With Teacher Appreciation Week upon us (beginning on May 8), I'd like to first thank all the teachers who have devoted their careers to helping others grow. Teaching is among the noblest of roles in our society. One teacher compared her job to the filling of buckets. She couldn't do it, she said, unless her own bucket was kept filled… because the more she filled herself, the more she had to offer her students.
A teacher imparts so much more than knowledge–they fill hearts and spirits, too. So it is with each of us. We are each here to learn and teach, to teach and to learn in this great classroom of life. The question is, what will we teach, and what will we choose to learn?
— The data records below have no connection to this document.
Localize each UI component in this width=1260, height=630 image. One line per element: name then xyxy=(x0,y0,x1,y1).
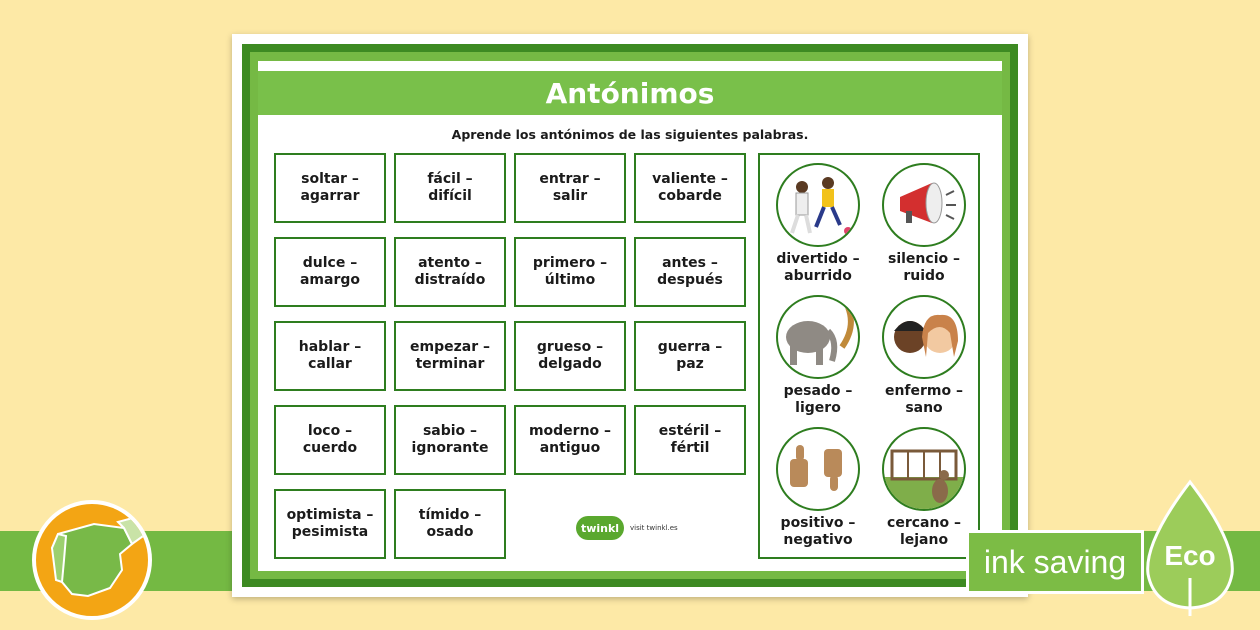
eco-leaf-icon xyxy=(1140,478,1240,618)
eco-label: Eco xyxy=(1164,540,1216,571)
word-card: soltar – agarrar xyxy=(274,153,386,223)
word-card: empezar – terminar xyxy=(394,321,506,391)
picture-item: enfermo – sano xyxy=(874,295,974,417)
picture-item: silencio – ruido xyxy=(874,163,974,285)
word-card: hablar – callar xyxy=(274,321,386,391)
picture-item: divertido – aburrido xyxy=(768,163,868,285)
worksheet xyxy=(232,34,1028,597)
word-card: primero – último xyxy=(514,237,626,307)
word-card: valiente – cobarde xyxy=(634,153,746,223)
page-title: Antónimos xyxy=(545,76,715,110)
word-card: dulce – amargo xyxy=(274,237,386,307)
thumbs-up-down-icon xyxy=(776,427,860,511)
word-card: entrar – salir xyxy=(514,153,626,223)
word-card: atento – distraído xyxy=(394,237,506,307)
picture-item: positivo – negativo xyxy=(768,427,868,549)
picture-panel xyxy=(758,153,980,559)
children-playing-icon xyxy=(776,163,860,247)
kangaroo-enclosure-icon xyxy=(882,427,966,511)
picture-item: pesado – ligero xyxy=(768,295,868,417)
word-card: loco – cuerdo xyxy=(274,405,386,475)
word-card: sabio – ignorante xyxy=(394,405,506,475)
picture-item: cercano – lejano xyxy=(874,427,974,549)
word-card: fácil – difícil xyxy=(394,153,506,223)
title-bar xyxy=(258,71,1002,115)
word-card: optimista – pesimista xyxy=(274,489,386,559)
word-card: moderno – antiguo xyxy=(514,405,626,475)
twinkl-logo xyxy=(576,516,678,540)
ink-saving-badge xyxy=(966,530,1144,594)
word-card: estéril – fértil xyxy=(634,405,746,475)
children-faces-icon xyxy=(882,295,966,379)
logo-url: visit twinkl.es xyxy=(630,524,678,532)
megaphone-icon xyxy=(882,163,966,247)
logo-mark: twinkl xyxy=(576,516,624,540)
word-card: tímido – osado xyxy=(394,489,506,559)
elephant-feather-icon xyxy=(776,295,860,379)
word-card: grueso – delgado xyxy=(514,321,626,391)
subtitle: Aprende los antónimos de las siguientes palabras. xyxy=(451,127,809,142)
worksheet-content xyxy=(258,61,1002,571)
word-card: antes – después xyxy=(634,237,746,307)
word-card: guerra – paz xyxy=(634,321,746,391)
ink-saving-label: ink saving xyxy=(983,543,1127,580)
spain-map-icon xyxy=(32,500,152,620)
How we conduct ourselves in the world speaks volumes about us, and often, that volume is louder than our own ears realize. We teach (knowingly or not) when we're with our families, our colleagues, our communities, and those we meet in daily interactions. We teach by doing… and we teach by not doing. And if we want to know the messages we're conveying, we need only look around us. We know that it's our spirits, not our minds or bodies, that are the true transmitters of energy. Are we seeing smiles on the faces of those in our company? Are we calming tense situations and adding joy to the mundane? Is the energy lighter and brighter when we leave a place than it was when we first arrived? Pay attention, and you'll know where there's work to be done.
So how do we fill our own buckets–not just with more information, but most importantly from a kabbalistic standpoint–with more Light? The key lies in what every teacher by trade knows well: a great teacher needs first to be a great student. That requires cultivating a deep desire to grow our own wisdom so that what we share takes on an illuminated quality.